Schleudertrauma

Ursache

Von einem Schleudertrauma spricht man umgangssprachlich, wenn – beispielsweise nach einem Verkehrsunfall - die Weichteile der Halswirbelsäule verletzt wurden. Medizinisch korrekt heißt diese Erkrankung „Beschleunigungsverletzung“. Die Weichteile werden dabei plötzlich gebeugt und überstreckt, daher die Bezeichnung Peitschenhiebverletzung oder Peitschenschlagsyndrom. Aber auch Halswirbelsäulen-Distorsion ist ein korrekter weiterer Begriff für das Schleudertrauma.
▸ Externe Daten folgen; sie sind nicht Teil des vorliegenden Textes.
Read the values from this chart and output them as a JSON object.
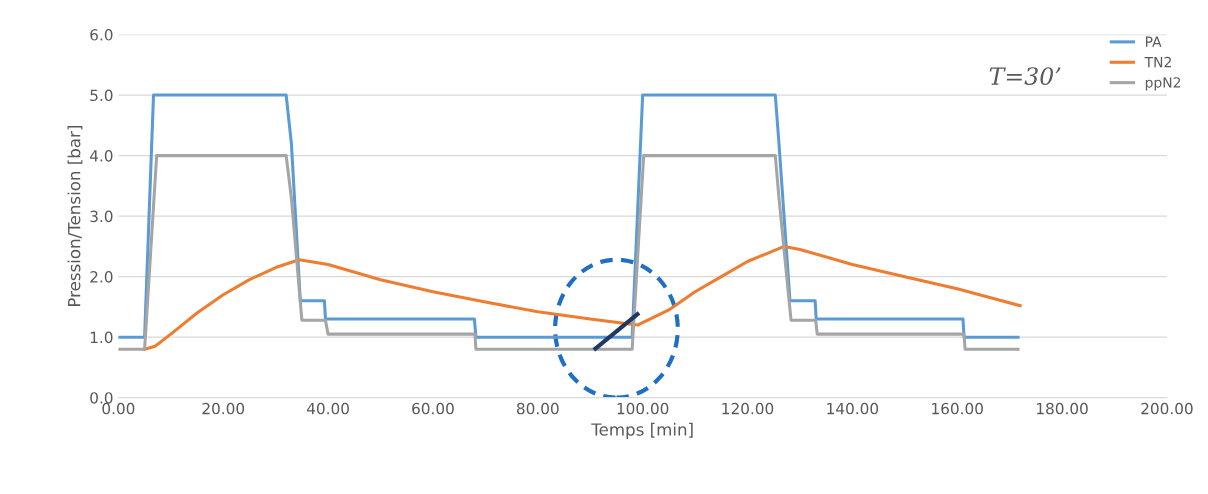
{
  "chart_data": {
    "type": "line",
    "xlabel": "Temps [min]",
    "ylabel": "Pression/Tension [bar]",
    "xlim": [
      0,
      200
    ],
    "ylim": [
      0,
      6
    ],
    "xticks": [
      {
        "value": 0,
        "label": "0.00"
      },
      {
        "value": 20,
        "label": "20.00"
      },
      {
        "value": 40,
        "label": "40.00"
      },
      {
        "value": 60,
        "label": "60.00"
      },
      {
        "value": 80,
        "label": "80.00"
      },
      {
        "value": 100,
        "label": "100.00"
      },
      {
        "value": 120,
        "label": "120.00"
      },
      {
        "value": 140,
        "label": "140.00"
      },
      {
        "value": 160,
        "label": "160.00"
      },
      {
        "value": 180,
        "label": "180.00"
      },
      {
        "value": 200,
        "label": "200.00"
      }
    ],
    "yticks": [
      {
        "value": 0,
        "label": "0.0"
      },
      {
        "value": 1,
        "label": "1.0"
      },
      {
        "value": 2,
        "label": "2.0"
      },
      {
        "value": 3,
        "label": "3.0"
      },
      {
        "value": 4,
        "label": "4.0"
      },
      {
        "value": 5,
        "label": "5.0"
      },
      {
        "value": 6,
        "label": "6.0"
      }
    ],
    "grid": "y",
    "legend": "top right",
    "marker": "none",
    "line_style": "solid",
    "annotations": [
      "T=30’"
    ],
    "series": [
      {
        "name": "PA",
        "color": "#5b9bd5",
        "x": [
          0,
          5,
          6.7,
          32,
          33,
          34.7,
          35,
          39.3,
          39.5,
          67.9,
          68.2,
          98,
          100,
          125.3,
          126,
          128.1,
          128.3,
          132.9,
          133.1,
          161.1,
          161.3,
          171.6
        ],
        "values": [
          1.0,
          1.0,
          5.0,
          5.0,
          4.2,
          1.6,
          1.6,
          1.6,
          1.3,
          1.3,
          1.0,
          1.0,
          5.0,
          5.0,
          4.2,
          1.6,
          1.6,
          1.6,
          1.3,
          1.3,
          1.0,
          1.0
        ]
      },
      {
        "name": "TN2",
        "color": "#ed7d31",
        "x": [
          5,
          7,
          10,
          15,
          20,
          25,
          30,
          34.5,
          40,
          50,
          60,
          70,
          80,
          90,
          99,
          105,
          110,
          115,
          120,
          127,
          130,
          140,
          150,
          160,
          172
        ],
        "values": [
          0.8,
          0.85,
          1.05,
          1.4,
          1.7,
          1.95,
          2.15,
          2.28,
          2.2,
          1.95,
          1.75,
          1.58,
          1.42,
          1.3,
          1.2,
          1.45,
          1.75,
          2.0,
          2.25,
          2.5,
          2.45,
          2.2,
          2.0,
          1.8,
          1.52
        ]
      },
      {
        "name": "ppN2",
        "color": "#a5a5a5",
        "x": [
          0,
          5,
          7.3,
          32,
          33,
          35,
          39.5,
          40,
          68,
          68.2,
          98,
          100.2,
          125.3,
          126,
          128.3,
          133,
          133.3,
          161.3,
          161.5,
          171.6
        ],
        "values": [
          0.8,
          0.8,
          4.0,
          4.0,
          3.3,
          1.28,
          1.28,
          1.05,
          1.05,
          0.8,
          0.8,
          4.0,
          4.0,
          3.3,
          1.28,
          1.28,
          1.05,
          1.05,
          0.8,
          0.8
        ]
      }
    ]
  }
}
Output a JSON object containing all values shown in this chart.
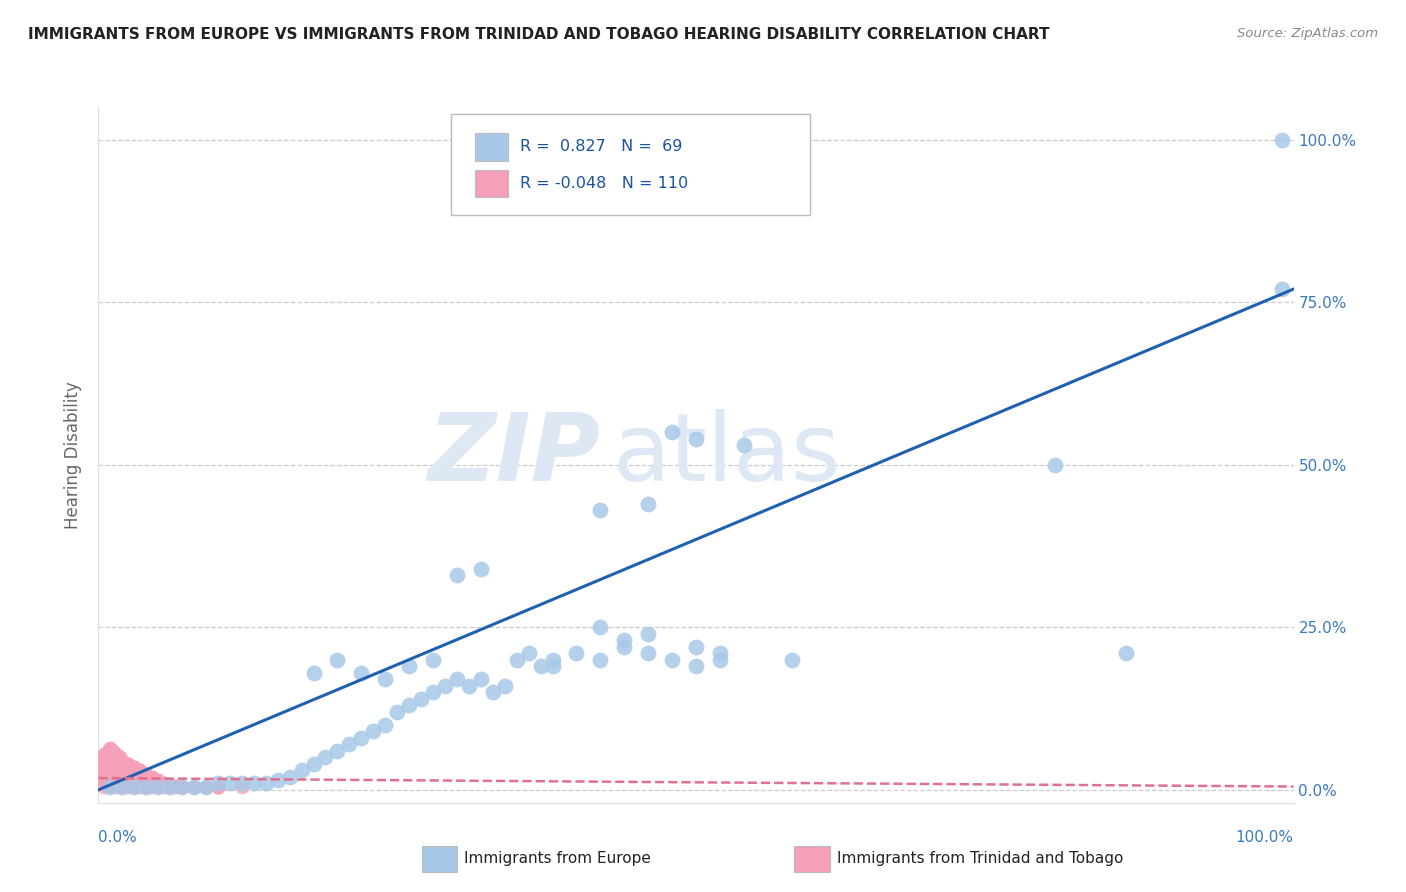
{
  "title": "IMMIGRANTS FROM EUROPE VS IMMIGRANTS FROM TRINIDAD AND TOBAGO HEARING DISABILITY CORRELATION CHART",
  "source": "Source: ZipAtlas.com",
  "ylabel": "Hearing Disability",
  "ytick_labels": [
    "0.0%",
    "25.0%",
    "50.0%",
    "75.0%",
    "100.0%"
  ],
  "ytick_values": [
    0.0,
    0.25,
    0.5,
    0.75,
    1.0
  ],
  "xlim": [
    0.0,
    1.0
  ],
  "ylim": [
    -0.02,
    1.05
  ],
  "blue_R": 0.827,
  "blue_N": 69,
  "pink_R": -0.048,
  "pink_N": 110,
  "blue_color": "#a8c8e8",
  "pink_color": "#f4a0b8",
  "blue_line_color": "#2060b0",
  "pink_line_color": "#e07090",
  "watermark_zip": "ZIP",
  "watermark_atlas": "atlas",
  "blue_scatter_x": [
    0.01,
    0.02,
    0.03,
    0.04,
    0.05,
    0.06,
    0.07,
    0.08,
    0.09,
    0.1,
    0.11,
    0.12,
    0.13,
    0.14,
    0.15,
    0.16,
    0.17,
    0.18,
    0.19,
    0.2,
    0.21,
    0.22,
    0.23,
    0.24,
    0.25,
    0.26,
    0.27,
    0.28,
    0.29,
    0.3,
    0.31,
    0.32,
    0.33,
    0.34,
    0.35,
    0.36,
    0.37,
    0.38,
    0.4,
    0.42,
    0.44,
    0.46,
    0.48,
    0.5,
    0.52,
    0.42,
    0.44,
    0.46,
    0.5,
    0.52,
    0.3,
    0.32,
    0.38,
    0.42,
    0.46,
    0.5,
    0.54,
    0.58,
    0.8,
    0.86,
    0.18,
    0.2,
    0.22,
    0.24,
    0.26,
    0.28,
    0.48,
    0.99,
    0.99
  ],
  "blue_scatter_y": [
    0.005,
    0.005,
    0.005,
    0.005,
    0.005,
    0.005,
    0.005,
    0.005,
    0.005,
    0.01,
    0.01,
    0.01,
    0.01,
    0.01,
    0.015,
    0.02,
    0.03,
    0.04,
    0.05,
    0.06,
    0.07,
    0.08,
    0.09,
    0.1,
    0.12,
    0.13,
    0.14,
    0.15,
    0.16,
    0.17,
    0.16,
    0.17,
    0.15,
    0.16,
    0.2,
    0.21,
    0.19,
    0.2,
    0.21,
    0.2,
    0.22,
    0.21,
    0.2,
    0.19,
    0.21,
    0.25,
    0.23,
    0.24,
    0.22,
    0.2,
    0.33,
    0.34,
    0.19,
    0.43,
    0.44,
    0.54,
    0.53,
    0.2,
    0.5,
    0.21,
    0.18,
    0.2,
    0.18,
    0.17,
    0.19,
    0.2,
    0.55,
    0.77,
    1.0
  ],
  "pink_scatter_x": [
    0.005,
    0.005,
    0.005,
    0.005,
    0.005,
    0.005,
    0.005,
    0.005,
    0.005,
    0.005,
    0.01,
    0.01,
    0.01,
    0.01,
    0.01,
    0.01,
    0.01,
    0.01,
    0.01,
    0.01,
    0.015,
    0.015,
    0.015,
    0.015,
    0.015,
    0.015,
    0.015,
    0.015,
    0.015,
    0.015,
    0.02,
    0.02,
    0.02,
    0.02,
    0.02,
    0.02,
    0.02,
    0.02,
    0.02,
    0.02,
    0.025,
    0.025,
    0.025,
    0.025,
    0.025,
    0.025,
    0.025,
    0.025,
    0.025,
    0.025,
    0.03,
    0.03,
    0.03,
    0.03,
    0.03,
    0.035,
    0.035,
    0.035,
    0.04,
    0.04,
    0.045,
    0.05,
    0.055,
    0.06,
    0.065,
    0.07,
    0.08,
    0.09,
    0.1,
    0.12,
    0.005,
    0.008,
    0.01,
    0.012,
    0.015,
    0.018,
    0.02,
    0.025,
    0.03,
    0.035,
    0.04,
    0.045,
    0.05,
    0.055,
    0.06,
    0.065,
    0.07,
    0.08,
    0.09,
    0.1,
    0.005,
    0.008,
    0.01,
    0.012,
    0.015,
    0.018,
    0.02,
    0.025,
    0.03,
    0.035,
    0.04,
    0.045,
    0.05,
    0.055,
    0.06,
    0.065,
    0.07,
    0.08,
    0.09,
    0.1
  ],
  "pink_scatter_y": [
    0.005,
    0.01,
    0.015,
    0.02,
    0.025,
    0.03,
    0.035,
    0.04,
    0.045,
    0.05,
    0.005,
    0.008,
    0.01,
    0.012,
    0.015,
    0.02,
    0.025,
    0.03,
    0.035,
    0.04,
    0.005,
    0.008,
    0.01,
    0.012,
    0.015,
    0.02,
    0.025,
    0.03,
    0.035,
    0.04,
    0.005,
    0.008,
    0.01,
    0.012,
    0.015,
    0.02,
    0.025,
    0.03,
    0.035,
    0.04,
    0.005,
    0.008,
    0.01,
    0.012,
    0.015,
    0.02,
    0.025,
    0.03,
    0.035,
    0.04,
    0.005,
    0.008,
    0.01,
    0.012,
    0.015,
    0.005,
    0.008,
    0.01,
    0.005,
    0.008,
    0.005,
    0.005,
    0.005,
    0.005,
    0.005,
    0.005,
    0.005,
    0.005,
    0.005,
    0.005,
    0.055,
    0.06,
    0.065,
    0.06,
    0.055,
    0.05,
    0.045,
    0.04,
    0.035,
    0.03,
    0.025,
    0.02,
    0.015,
    0.01,
    0.008,
    0.006,
    0.005,
    0.005,
    0.005,
    0.005,
    0.055,
    0.06,
    0.065,
    0.06,
    0.055,
    0.05,
    0.045,
    0.04,
    0.035,
    0.03,
    0.025,
    0.02,
    0.015,
    0.01,
    0.008,
    0.006,
    0.005,
    0.005,
    0.005,
    0.005
  ],
  "blue_line_x": [
    0.0,
    1.0
  ],
  "blue_line_y": [
    0.0,
    0.77
  ],
  "pink_line_x": [
    0.0,
    1.0
  ],
  "pink_line_y": [
    0.018,
    0.005
  ]
}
Neben einem Auffahrunfall kommen auch Sportunfälle (Judo, Boxen, Karate) als Ursache für ein Schleudertrauma infrage.

Symptomatik

Hals- und Nackenbereich sind dabei betroffen und werden geschädigt. Möglich ist das im Bereich von Muskulatur oder Bandscheiben, Bandapparat, Gefäßen oder sogar im Rückenmarksbereich. Dabei verspannt sich die Hals- und Nackenmuskulatur mit starken Schmerzen. Bei schweren Fällen kommt es zu einer Instabilität am Übergang zwischen Kopf und Hals oder zu Gelenkakapselrissen. Länger andauernde Beschwerden neigen dazu, chronisch zu werden.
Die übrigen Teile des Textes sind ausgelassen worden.